Tip No. 1 – Stay until it’s over

If you have ever stayed with someone until their procedure is over, you know the relief that can come to them once the clinical team declares the all-clear. Maybe they’ve made it through surgery or the test result came back and it’s good news. If you’re there, you can share in their relief.

If things didn’t go as smoothly, they might need you to help them through whatever comes next.

At other times, stay until it’s over means something very different. A majority of deaths in our culture happen in a healthcare facility. Even a hospital with a pleasing environment can’t compare to being at home in your last days. However, having people who love and support us nearby can bring a little bit of home into the hospital.

If you have ever stayed until someone took their last breath, you know how powerful it is — for them, and for you.

Tip No. 2 – Be their advocate

I can remember one time being with a family member in the hospital. He’d been there for several days. He was out of bed and sitting in a chair. He was uncomfortable. He told us that the staff had forgotten a cushion he often used when he was in the chair, but he was too tired to make this simple request. It was easy enough for me to step outside the room to the nursing station and ask for the pillow.

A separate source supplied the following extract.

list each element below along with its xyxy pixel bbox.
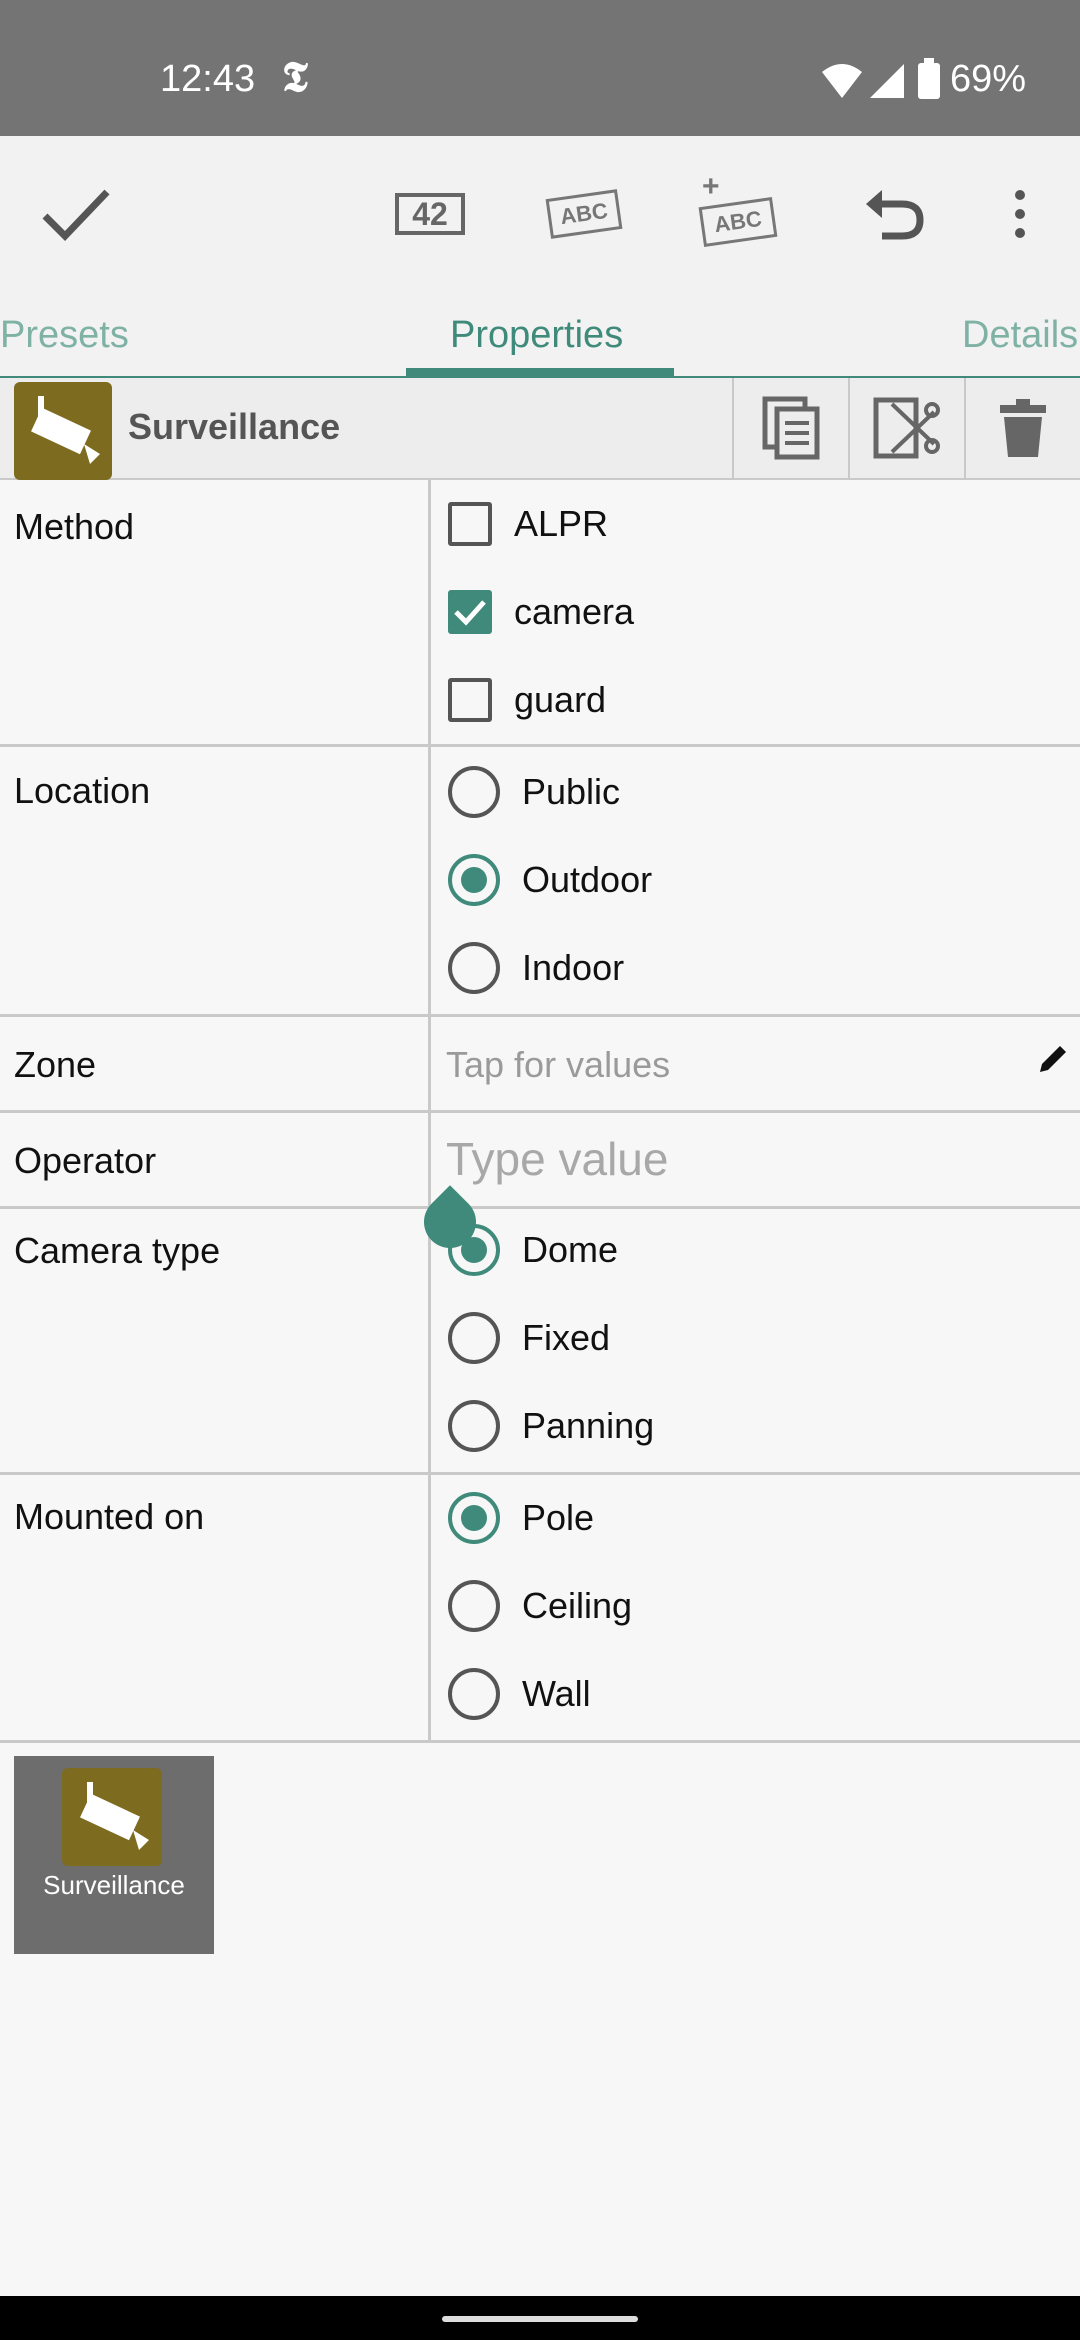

It wasn’t that the nurse didn’t care or was unwilling. It was a simple oversight that was easily corrected by a supportive person advocating for him.

Sometimes what the patient needs is much more complicated. They need a second opinion. Or they need to feel they are being respected as a person.

Sometimes, when we make a visit, we can advocate for the patient in these ways.

Hospital Stay

Tip No. 3 – Ask deep questions

Everyone is asking how they are feeling. They probably have had to tell the story of why they ended up in the hospital 100 times already.

Instead, sometimes we need to ask questions that go below the surface.

How are you doing, really?

You’ve experienced quite a lot physically. How are you doing emotionally and spiritually?

What are you asking God for?

Do you feel like you are being treated well here?

What are your fears right now?

Just asking one of these deeper questions can sometimes increase the impact of your visit significantly.

Tip No. 4 – Refer to another professional

Chances are that the medical team is doing a great job caring for the physical needs of the patient. Medication is being given, procedures have been performed, discharge instructions have been given.

However, what if the person has spiritual questions about what is happening to them? Or the finances are becoming overwhelming? Or they feel themselves beginning to experience depression or anxiety?

That might be a good time for a family member or friend to recommend talking with a professional, counselor, the finance counseling department at the hospital, a pastor or other spiritual advisor.

Making that handoff might seem obvious to you, but the patient who is not feeling their best, and navigating everything medically, might need your help in pointing out these other resources.

If you always do the seven things in the first video in this series, and sometimes take these four actions, you can be confident that you will have an effective hospital visit.